La historia se articula en base a polos opuestos y enfoques radicales, arraigados en la propia y fascinante personalidad de la autora, Madeleine L’Engle, apasionada por el mundo científico, pero a su vez, profundamente religiosa, episcopaliana, al punto de concebir a Dios como lo infinito.

Dirigida por Ava Du Vernay a partir de un guión de Jennifer Lee, y basada en la novela publicada en  1962, bajo el nombre “A wrinkle in time”, de L’Engle, la película está protagonizada destaca por un reparto encabezado nada más y nada menos que por OprahWinfrey, Reese Witherspoon, Mindy Kalign, Gugu Mbatha-Raw, Zach Galifianakis y Chris Pine.

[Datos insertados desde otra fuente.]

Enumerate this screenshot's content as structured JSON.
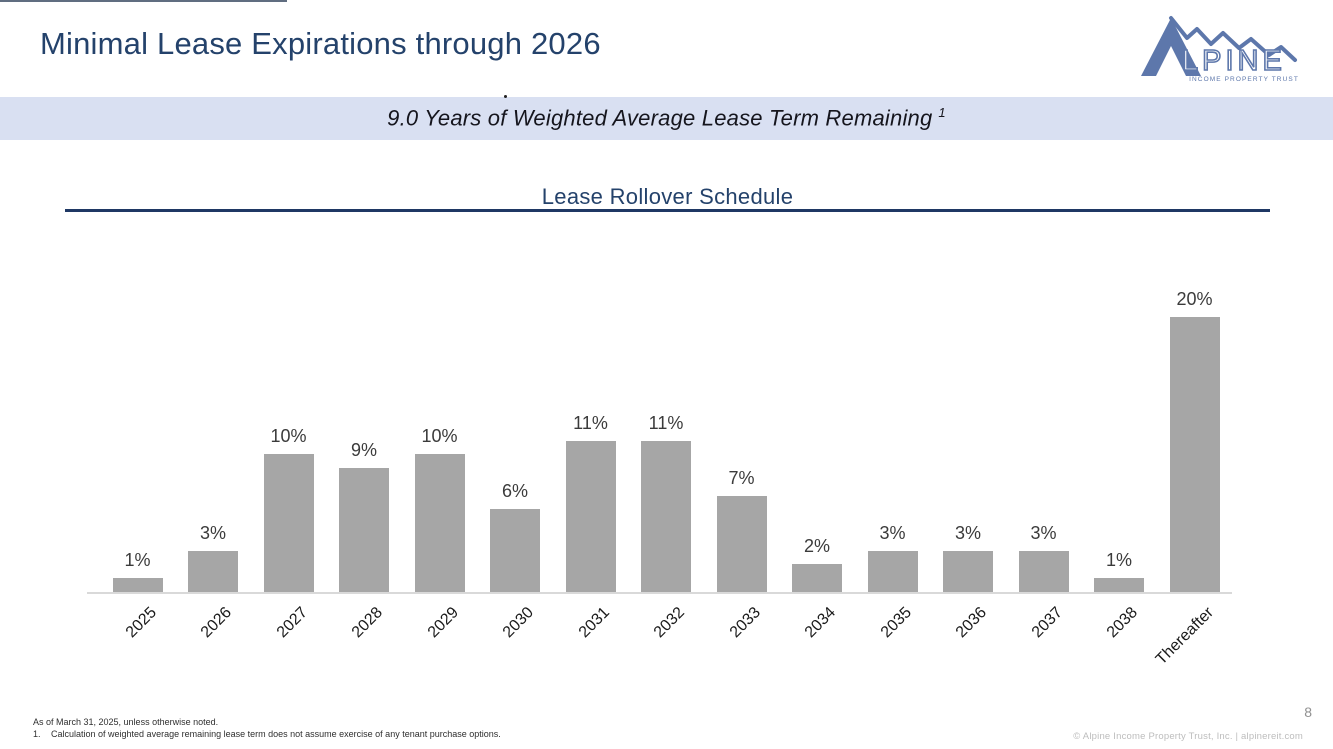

Después de ver las recientes apuestas de Disney al sci fi, a lo tecnológico, superhéroes, animaciones, que van in crescendo por las recientes adquisiciones del gigante Disney, esta película luce como una arriesgada apuesta. El inicio es un cercano y muy claro mensaje de su directora, Ava DuVernay, invitando a soltarnos a este viaje fantástico y explicando que el film se dirige especialmente a niños de 8 a 12 años de edad, cosa que se entiende luego de verla. Sin embargo, luego de resulta un poco densa para esa audiencia objetivo tan joven, y a su vez un poco edulcorada para la nueva generación de adolescentes.

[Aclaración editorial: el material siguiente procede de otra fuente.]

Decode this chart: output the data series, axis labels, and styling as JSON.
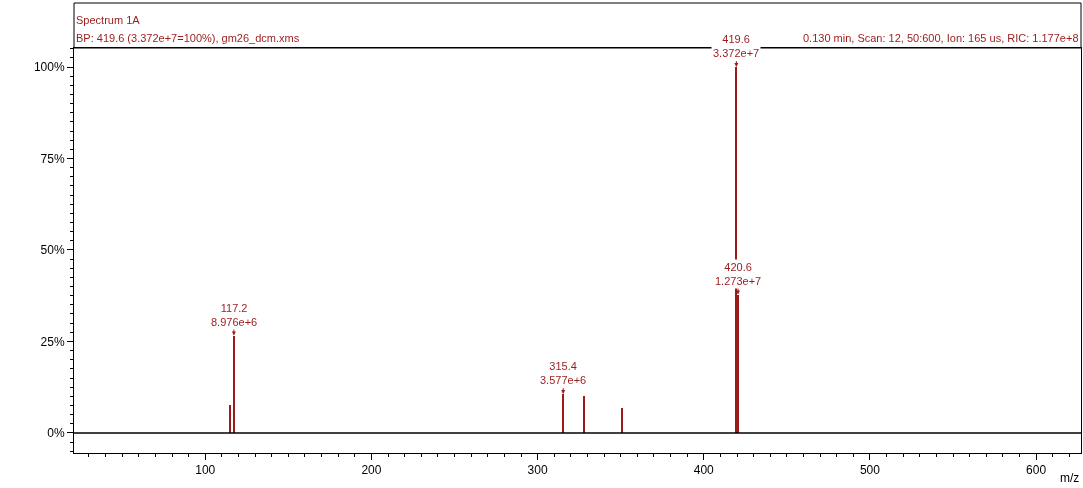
{
  "chart_data": {
    "type": "bar",
    "title": "Spectrum 1A",
    "subtitle": "BP: 419.6 (3.372e+7=100%), gm26_dcm.xms",
    "xlabel": "m/z",
    "x": [
      115,
      117.2,
      315.4,
      328,
      351,
      419.6,
      420.6
    ],
    "values": [
      7.7,
      26.6,
      10.6,
      10.1,
      6.8,
      100,
      37.8
    ],
    "color": "#9b1b1b",
    "xlim": [
      21,
      627
    ],
    "xticks": [
      100,
      200,
      300,
      400,
      500,
      600
    ],
    "ylim": [
      -5.5,
      105.2
    ],
    "yticks": [
      {
        "value": 0,
        "label": "0%"
      },
      {
        "value": 25,
        "label": "25%"
      },
      {
        "value": 50,
        "label": "50%"
      },
      {
        "value": 75,
        "label": "75%"
      },
      {
        "value": 100,
        "label": "100%"
      }
    ],
    "ref_lines": [
      {
        "axis": "y",
        "value": 0,
        "color": "#000000"
      }
    ],
    "annotations": [
      "0.130 min, Scan: 12, 50:600, Ion: 165 us, RIC: 1.177e+8",
      {
        "text": "117.2\n8.976e+6",
        "x": 117.2,
        "y": 26.6
      },
      {
        "text": "315.4\n3.577e+6",
        "x": 315.4,
        "y": 10.6
      },
      {
        "text": "419.6\n3.372e+7",
        "x": 419.6,
        "y": 100
      },
      {
        "text": "420.6\n1.273e+7",
        "x": 420.6,
        "y": 37.8
      }
    ]
  }
}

Lo visual parece absorber el resto, porque si bien la historia se presenta sólida y envolvente, cuando llega el momento del desenlace en el que la conjunción de la magia y la ciencia chocan y ocurre lo que se espera, resulta flojo y poco estimulante.

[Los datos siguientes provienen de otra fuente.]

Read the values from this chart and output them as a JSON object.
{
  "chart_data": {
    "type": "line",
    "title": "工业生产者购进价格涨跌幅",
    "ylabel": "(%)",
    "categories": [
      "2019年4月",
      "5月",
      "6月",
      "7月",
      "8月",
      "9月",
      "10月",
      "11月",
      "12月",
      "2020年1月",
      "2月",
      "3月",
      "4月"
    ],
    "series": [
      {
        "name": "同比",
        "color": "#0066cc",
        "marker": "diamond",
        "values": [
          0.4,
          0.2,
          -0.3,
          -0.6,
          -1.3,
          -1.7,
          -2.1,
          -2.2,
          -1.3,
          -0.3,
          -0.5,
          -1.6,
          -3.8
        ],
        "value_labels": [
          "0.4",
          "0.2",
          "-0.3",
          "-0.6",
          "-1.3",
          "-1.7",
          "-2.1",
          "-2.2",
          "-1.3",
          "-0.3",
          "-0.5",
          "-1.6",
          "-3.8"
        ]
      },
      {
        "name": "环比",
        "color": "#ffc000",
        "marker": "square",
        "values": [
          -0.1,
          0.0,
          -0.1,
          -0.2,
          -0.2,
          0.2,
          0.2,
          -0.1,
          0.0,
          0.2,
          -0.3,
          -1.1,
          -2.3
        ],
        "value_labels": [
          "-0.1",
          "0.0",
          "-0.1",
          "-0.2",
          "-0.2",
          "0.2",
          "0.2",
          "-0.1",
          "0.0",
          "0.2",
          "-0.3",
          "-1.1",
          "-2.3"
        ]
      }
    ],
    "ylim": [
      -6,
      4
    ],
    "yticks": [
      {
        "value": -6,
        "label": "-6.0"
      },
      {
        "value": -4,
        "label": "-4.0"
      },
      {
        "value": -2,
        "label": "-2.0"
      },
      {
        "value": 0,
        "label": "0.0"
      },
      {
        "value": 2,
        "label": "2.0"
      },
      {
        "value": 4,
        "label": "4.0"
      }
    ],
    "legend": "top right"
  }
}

Sin duda, el mensaje es aleccionador,  centrado en la fuerza del amor, el trabajo incesante en la búsqueda de la verdad, la autoconfianza, la unión familiar y, el ingrediente innovador: el empoderamiento femenino, desde la madre que continúo en sus labores científicas, pero levantando a sus hijos; la adolescente que se esfuerza por ser una destacada estudiante y llevar las riendas en la búsqueda de su padre; y las tres exageradas hadas que, resumidas en una imponente Oprah con un maquillaje y vestuario impecables, no dejan que la vista se aleje de la gran pantalla.

Lo visual cobra tanto impacto que no resulta sencillo seguir la trama, sin dejar de lado las imágenes o el viaje físico y emocional de la protagonista. Efectivamente la audiencia de 8 a 12 años quedará hipnotizada por el largo, pero colorido relato, sin llegar a ser especialmente aburrida.

Un viaje en el tiempo es una historia de valores, de lucha por la verdad y por la unión; con muchísimo color y actuaciones ligeramente exageradas propias del cine fantástico, para niños.